The period of the board track racing is the late teens to mid to late 1920’s. The "Wrecking Crew's" front racer is an eight valve factory racing motor, and as recorded, somewhere around twelve were made or found. The second racer in Harley’s IOE (intake over exhaust). These were standard production motors.

All of the motors had a lost oil system. The oil passed through the motor then went out on the chains and then was lost onto the track. The motors were mounted in reworked bicycle frames and were capable of 90+ miles per hour.

There wasn’t any transmission or clutch, only direct drive. They were pulled to start and only had a kill button and compression release which was used, should they want to slow down. Oil was kept in one side of the gas tank (Harley) or separate tanks (others) with a hand pump to keep the pressure up.

The race track, an approximate ¼ to ½ mile, was made of wood 2 x 4’s laid on edge to create a banked oval.

Between the weather and the oil being dumped, the tracks were nearly impossible to maintain and many riders were injured from splinters and even some deaths resulted. Consequently this type of racing lasted only a few years (the late teens to mid or late 20’s). Hence the name, splinter board or board track racing.

The riders were usually small and slender and wore leather pants with leggings over high-top lace up shoes or boots.
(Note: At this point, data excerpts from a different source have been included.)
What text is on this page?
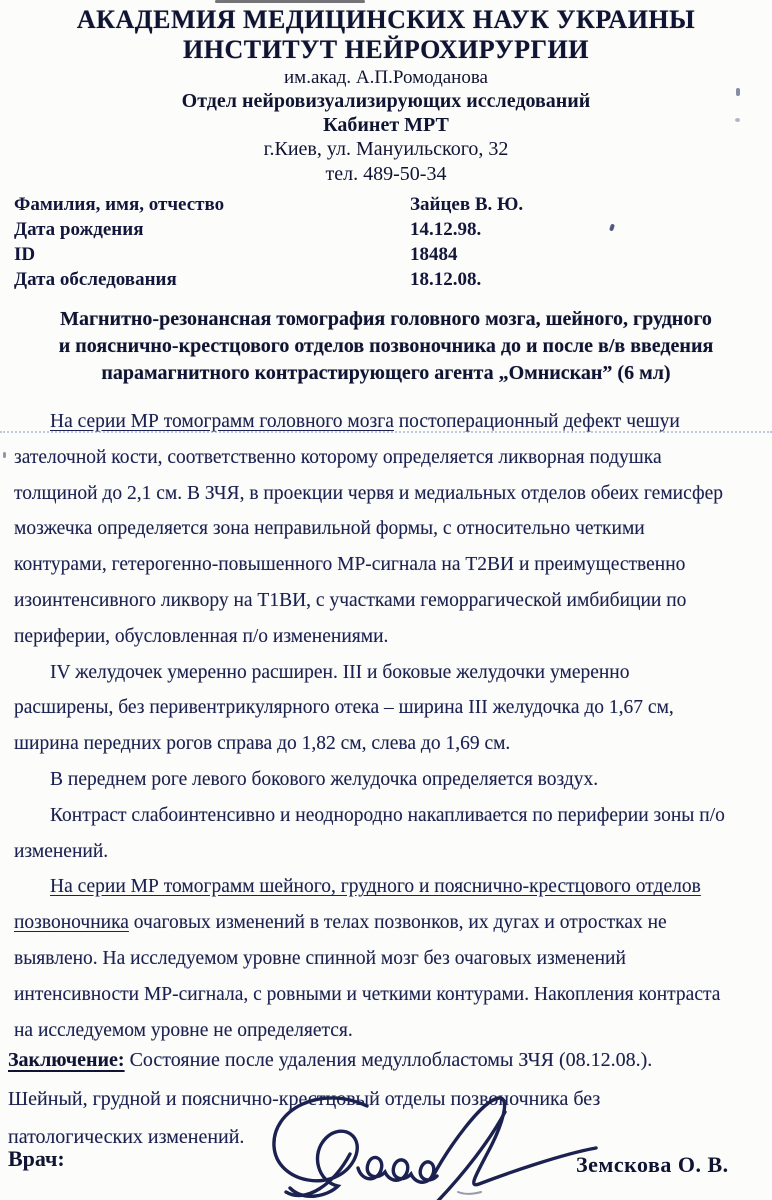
АКАДЕМИЯ МЕДИЦИНСКИХ НАУК УКРАИНЫ
ИНСТИТУТ НЕЙРОХИРУРГИИ
им.акад. А.П.Ромоданова
Отдел нейровизуализирующих исследований
Кабинет МРТ
г.Киев, ул. Мануильского, 32
тел. 489-50-34
Фамилия, имя, отчество	Зайцев В. Ю.
Дата рождения	14.12.98.
ID	18484
Дата обследования	18.12.08.
Магнитно-резонансная томография головного мозга, шейного, грудного
и пояснично-крестцового отделов позвоночника до и после в/в введения
парамагнитного контрастирующего агента „Омнискан” (6 мл)
На серии МР томограмм головного мозга постоперационный дефект чешуи
зателочной кости, соответственно которому определяется ликворная подушка
толщиной до 2,1 см. В ЗЧЯ, в проекции червя и медиальных отделов обеих гемисфер
мозжечка определяется зона неправильной формы, с относительно четкими
контурами, гетерогенно-повышенного МР-сигнала на Т2ВИ и преимущественно
изоинтенсивного ликвору на Т1ВИ, с участками геморрагической имбибиции по
периферии, обусловленная п/о изменениями.
IV желудочек умеренно расширен. III и боковые желудочки умеренно
расширены, без перивентрикулярного отека – ширина III желудочка до 1,67 см,
ширина передних рогов справа до 1,82 см, слева до 1,69 см.
В переднем роге левого бокового желудочка определяется воздух.
Контраст слабоинтенсивно и неоднородно накапливается по периферии зоны п/о
изменений.
На серии МР томограмм шейного, грудного и пояснично-крестцового отделов
позвоночника очаговых изменений в телах позвонков, их дугах и отростках не
выявлено. На исследуемом уровне спинной мозг без очаговых изменений
интенсивности МР-сигнала, с ровными и четкими контурами. Накопления контраста
на исследуемом уровне не определяется.
Заключение: Состояние после удаления медуллобластомы ЗЧЯ (08.12.08.).
Шейный, грудной и пояснично-крестцовый отделы позвоночника без
патологических изменений.
Врач:	Земскова О. В.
The leggings would protect them from the chain and oil. They wore turtle neck sweatshirts, possibly with factory name on the front. There were a few helmets but mostly leather caps with ear covers and goggles.

These sculptures would be a typical scene, possibly with different leaders, but Harley’s eight valve and the “Wrecking Crew” got their share of wins. Of course, the war was always on between Harley and Indian.

Splinterbowl Challenger Detail

The walnut base, with turn tables on the single riders, is approximately one and one-half inches high making the sculpture nine and one-half inches at the highest point.  The motorcycles are all hand fabricated from the smallest motor part to the wheels. The riders are hand built from hammered and welded steel,  then detailed. These one-of-a-kind sculptures have no cast parts. The race track has simulated 2 x 4’s cut and shaped from plate steel. The creation time of the three sculptures from research to development was three years. These are the finest steel sculptured fine art you will find!

Gil “Levi Hawk” Melton


Medicine Wagon Steel Sculpture
Circa 1850-1880
Gil “Levi Hawk” Melton

Throughout history there have been peddlers of medicine and medicine shows. Their wagons were either, self-made, blacksmith, woodworkers or delivery wagons, such as ice, butcher, or merchants, some nicer than others. Although they were looked upon as quacks and snake oil salesman, they were still the only source of entertainment in the small towns. Their medicines consisted of mostly bitters, alcohol, drugs, gasoline, Indian remedies and other trickeries.

Retired Peddler Sculpture They were uncontrolled by government. Near the turn of the century restrictions were put on them. Some of the patents were only applied to the labels not the contents. They were known to sell alcohol in bars that were labeled as bitters, due to tax rules.

As times changed and controls got stricter, they faded, but carried on with shell games and vaudeville with entertainers such as Bob Hope, Jack Benny, W.C.Fields, and others. The peddlers dwindled down to companies like “Hadakol”, “Bromo Seltzer”, to name a couple. When television came upon the scene, it pretty well took over the entertainment from the medicine shows and retired the peddlers of times-gone-by.